The Omanis introduced a completely different tradition, that of massively built multi-storey blocks built in mortared coral and with flat roofs. However, the wet climate of Zanzibar resulted in these roofs being quickly replaced by pitched roofs of corrugated iron or tiles. They were plain in appearance, the only striking external feature being the elaborately carved wooden doors. By contrast, the interiors were richly decorated and furnished.

The third architectural component came from India. The Indian traders began by buying Omani houses and adding wide verandahs, but by the latter half of the 19th century they were constructing elaborately decorated houses reminiscent of the Gujarati haveli. However, the characteristic Indian house had a shop on the street frontage, with living quarters in the rear. As the owners became more affluent, they often added a second storey, the residential section being entirely on the upper floor and the lower confined to commercial activities.

Modern urban development may be deemed to have begun during the reign of Sultan Barghash (1870-88). He had been impressed by the towns of India during his exile there in 1860 and those of Europe in 1875, and he sought to emulate them. His most notable contribution to the architecture of the Stone Town was the House of Wonders, but his greatest legacy was the provision of piped water to the town.

The final phase of architectural development came with the arrival of the British in 1890, when Zanzibar became a British protectorate. They imported their colonial architecture but, under the influence of the architect John Sinclair, introduced a number of features derived from the Islamic architecture of Istanbul and Morocco. The British introduced strict building regulations and expanded the public services. Urban planning measures were promulgated from the 1920s onwards.

The last quarter of the 19th century saw increased European missionary activity, resulting in the construction of Anglican and Roman Catholic cathedrals, in the Gothic and Romanesque styles respectively. The Anglican cathedral was inspired by David Livingstone and built on the site of the last slave market, the slave trade having been brought to an end by the British.

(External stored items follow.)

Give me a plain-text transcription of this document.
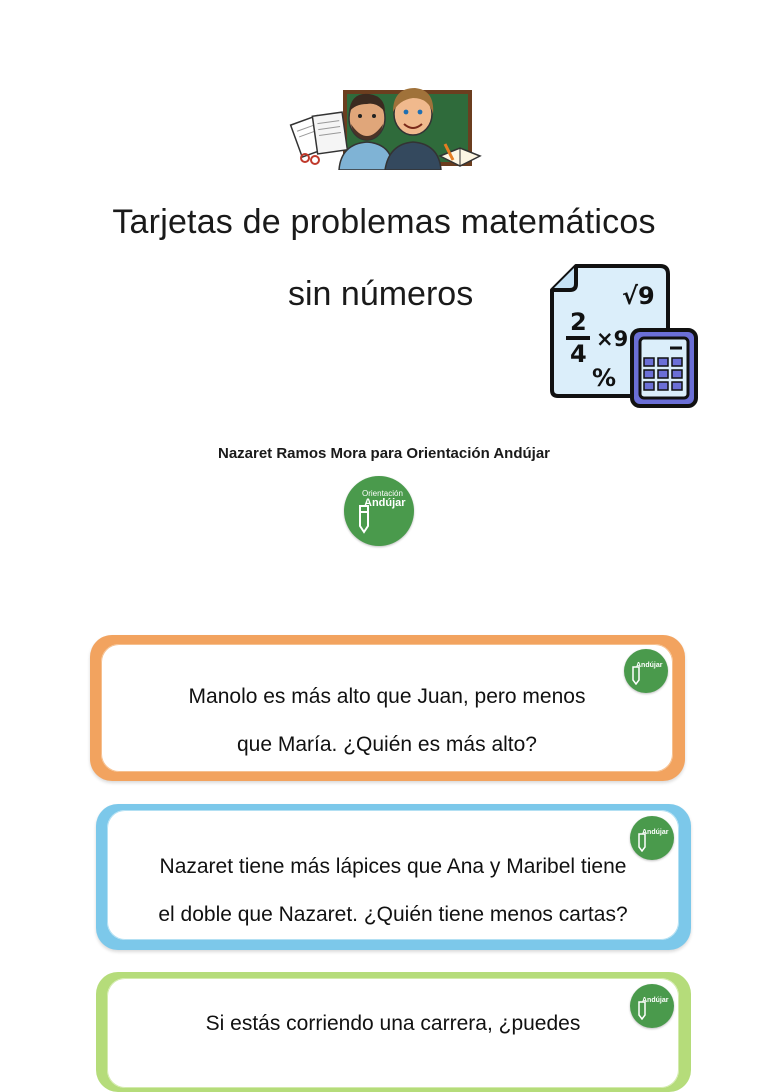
Tarjetas de problemas matemáticos
sin números	√9
2
4
×9
%
Nazaret Ramos Mora para Orientación Andújar
Orientación
Andújar
Manolo es más alto que Juan, pero menos
que María. ¿Quién es más alto?
Andújar
Nazaret tiene más lápices que Ana y Maribel tiene
el doble que Nazaret. ¿Quién tiene menos cartas?
Andújar
Si estás corriendo una carrera, ¿puedes
Andújar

The Arab ascendancy came to an end with the 1964 revolution and the creation of the United Republic of Tanzania. It led to many profound social and economic changes. Many of the wealthiest Arab and Indian merchants and craftsmen left the country, abandoning their fine houses and commercial buildings. Immigrants from rural areas and the neighbouring island of Pemba were settled by the government in these buildings, which deteriorated as a result of lack of maintenance. New construction in the Stone Town came to an end in the late 1960s and early 1970s, when development was concentrated in the expansion areas. In the 1980s building began again, introducing contemporary styles and materials that were out of harmony with the historic fabric. Only since the creation of the Stone Town Conservation and Development Authority in 1985 has any form of coordination of building been exercised.